Rozsmakuj się

Restauracja Kameralna – Gęsina na święto Marcina

W ostatnim czasie udało nam się zawitać do Restauracji Kameralna w Pszczynie. Dotychczas słyszeliśmy same pochlebne opinie o tym miejscu, ale nigdy nie udało nam się tam zajrzeć. Aż do Restaurant Week’u. Wtedy ten lokal po prostu nas oczarował! Niedługo potem nadarzyła się kolejna okazja, by odwiedzić go ponownie – sezon na gęsinę i kolacja degustacyjna z gęsią w roli głównej. Zostaliśmy oczarowani po raz drugi! Dlaczego?

Po pierwsze genialna obsługa. Nienarzucająca się i pracująca na pełnych obrotach. Wspaniały klimat i, jak sama nazwa restauracji wskazuje, kameralna atmosfera. Modny, nowoczesny wystrój, no i najważniejsze – wspaniałe jedzenie! Bardzo pomysłowy szef kuchni, ze świetnym smakiem, umiejący stworzyć nowoczesne menu z polskimi produktami na czele.

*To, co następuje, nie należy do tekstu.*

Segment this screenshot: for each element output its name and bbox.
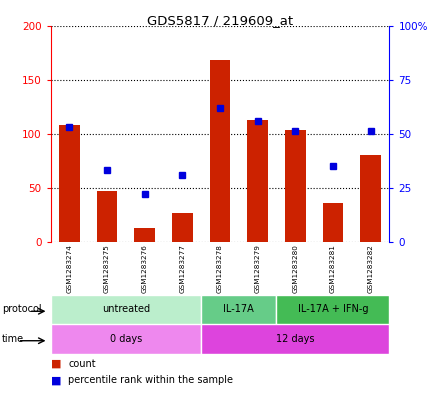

Warto samemu sprawdzić to, o czym piszemy, szczególnie teraz, kiedy restauracja wprowadziła do swego menu gęś. Od 5 do 29 listopada Kameralna uczestniczy w akcji „Gęsina na święto Marcina”. W karcie znajduje się specjalna wkładka zatytułowana „IV odsłony gęsiny”. Jest to kolacja degustacyjna, w której bazą do każdego z czterech dań jest gęś. Wczoraj mieliśmy okazję uczestniczyć w takiej kolacji, z tym wyjątkiem, że szef zaproponował nam sześć dań. Do posiłku warto dobrać specjalnie wyselekcjonowane wina z polskiej winnicy Turnau.

Jeśli chodzi o połączenia produktów i sam pomysł na menu, to po prostu mistrzostwo. Choć sam szef kuchni, Piotr Polak, stwierdził, że karta powstała w 5 minut, to każdy szczegół jest dopracowany bezbłędnie.

Amuse bouche – Metka / Kromka / Cebula – wspaniała metka wykonana z lekko podwędzanej piersi z gęsi (szef opisując ją, użył nawet stwierdzenia „tatar z gęsi”), rozpływająca się w ustach, na kromce z chleba, z prażoną cebulą.

Przystawka – Salceson / Majonez / Gryka – choć nie jesteśmy fanami salcesonu, to ta pozycja na pewno śmiało mogłaby podbić niejedno serce – nasze z pewnością podbiła. Salceson z gęsich serc i żołądków, wyglądający tak smacznie, jak kawałek dobrego ciasta, był gwiazdą wieczoru. Podany z majonezem, a właściwie sosem miodowo-musztardowym oraz chipsem z niepalonej kaszy gryczanej smakował wyśmienicie.

dav

Zupa – Krupnik / Warzywa / Krokiecik – krupnik na wędzonej gęsinie, do tego kasza orkiszowa i pasztecik z gęsią wątróbką. Wszystko bardzo delikatne, jedynie pasztecik bardzo specyficzny i intensywny. Jeżeli ktoś jadł wcześniej gęsią wątróbkę, to wie o czym mowa. Dla nas był zbyt dominujący w tym daniu.

sdr

I Danie – Kiełbasa / Cebula / Wiśnia – super! Pierwszy raz próbowaliśmy białej kiełbasy w gęsi, z dodatkiem majeranku. Do tego podano konfiturę z wiśni oraz cebuli. To połączenie było mocnym punktem kolacji.

dav

II Danie – Gęś / Kapusta / Kopytko – czyli konfitowana pierś z gęsi, do tego sos wiśniowo-czekoladowy, puree z kapusty i ziemniaków, delikatnie przyprawione pieprzem i solą oraz podsmażone kopytko. Pycha!

Deser – Kogel-Mogel / Miód pitny / owoce – z jednej strony banalnie prosty, z drugiej strony zadziwiający! Zniknął w kilka sekund. Był lekki i stanowił idealną równoważnię dla gęsi. Jedyna uwaga – mogłoby go być więcej!

I tak skończyła się nasza kulinarna przygoda, którą polecamy każdemu. Gęś, na którym oparte jest menu, to gęś owsiana z wolnego wybiegu. 4-daniowy set kosztuje 79 zł, natomiast menu z doborem wina (do metki podawana jest malinówka, robiona własnoręcznie przez szefa Piotra) kosztuje 124 zł. My z pewnością będziemy częstszymi gośćmi Restauracji Kameralna, bowiem stała się ona dla nas obowiązkowym miejscem na mapie regionu.